- Bonds fall, with 10-year yield rising most in five weeks
- Asia currencies also drop amid dollar rally as Singapore eases
The won dropped the most in two weeks after South Korea’s ruling party was routed in parliamentary elections, limiting President Park Geun Hye’s ability to enact reforms as she serves out her final year in office.
Government bonds also fell following the Saenuri Party’s setback, which prompted its Chairman Kim Moo Sung to resign. The opposition picked up votes amid rising youth unemployment, a protracted slide in exports and weak consumer sentiment. The won also declined along with other Asian currencies as the dollar extended Wednesday’s biggest rally in three weeks and Singapore unexpectedly eased monetary policy. The Kospi index tracked emerging-market equities higher.

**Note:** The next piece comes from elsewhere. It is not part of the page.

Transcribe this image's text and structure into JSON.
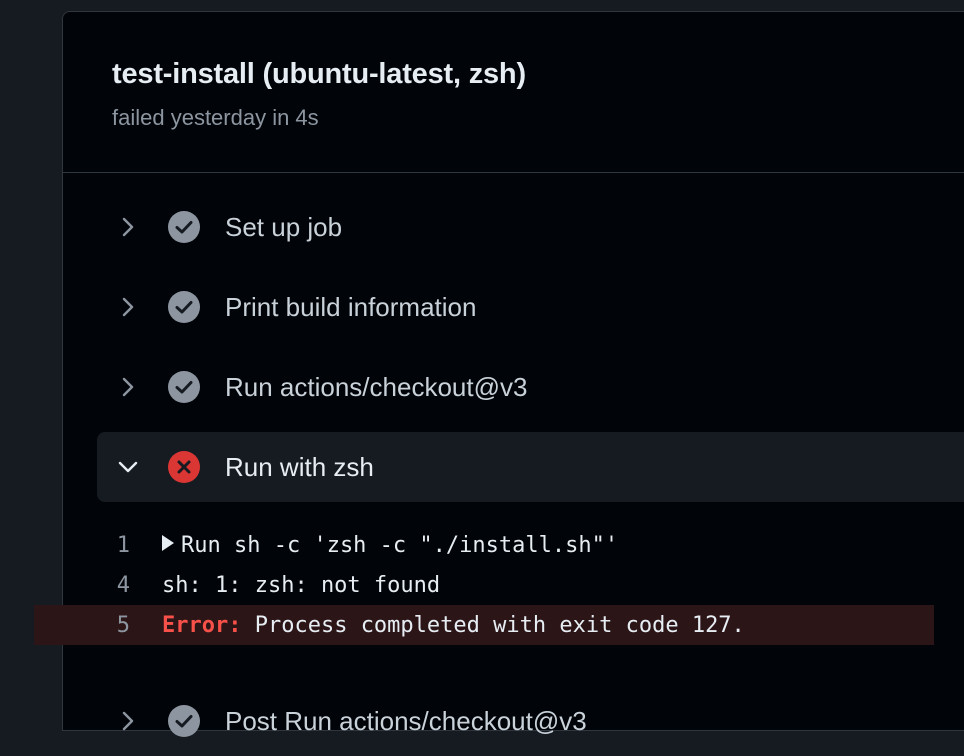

“The election result was a factor, although overnight strength in the U.S. dollar is probably the bigger driver," said Khoon Goh, a Singapore-based foreign-exchange strategist at Australia & New Zealand Banking Group Ltd. "The ruling party didn’t do well, which may hamper its ability to pass legislation."
The won depreciated 0.9 percent to 1,156.50 per dollar at the close in Seoul, according to prices from local banks compiled by Bloomberg. That was the biggest loss since Feb. 3 and trimmed this year’s gain to 1.4 percent. The Kospi climbed 1.8 percent, the biggest increase since Jan. 22.
The opposition Minjoo Party won 123 seats in the 300-seat National Assembly on Wednesday, edging out the ruling Saenuri Party’s 122 seats, according to final results from the National Election Commission. Pre-election polls showed Saenuri extending its hold, with some media outlets projecting the possibility of a 180-seat super-majority that would have allowed Park to fast-track legislation. The People’s Party secured 38 seats.
The 10-year bond yield rose five basis points to 1.85 percent, the most since March 11, according to Korea exchange prices. The three-year yield climbed three basis points to 1.50 percent.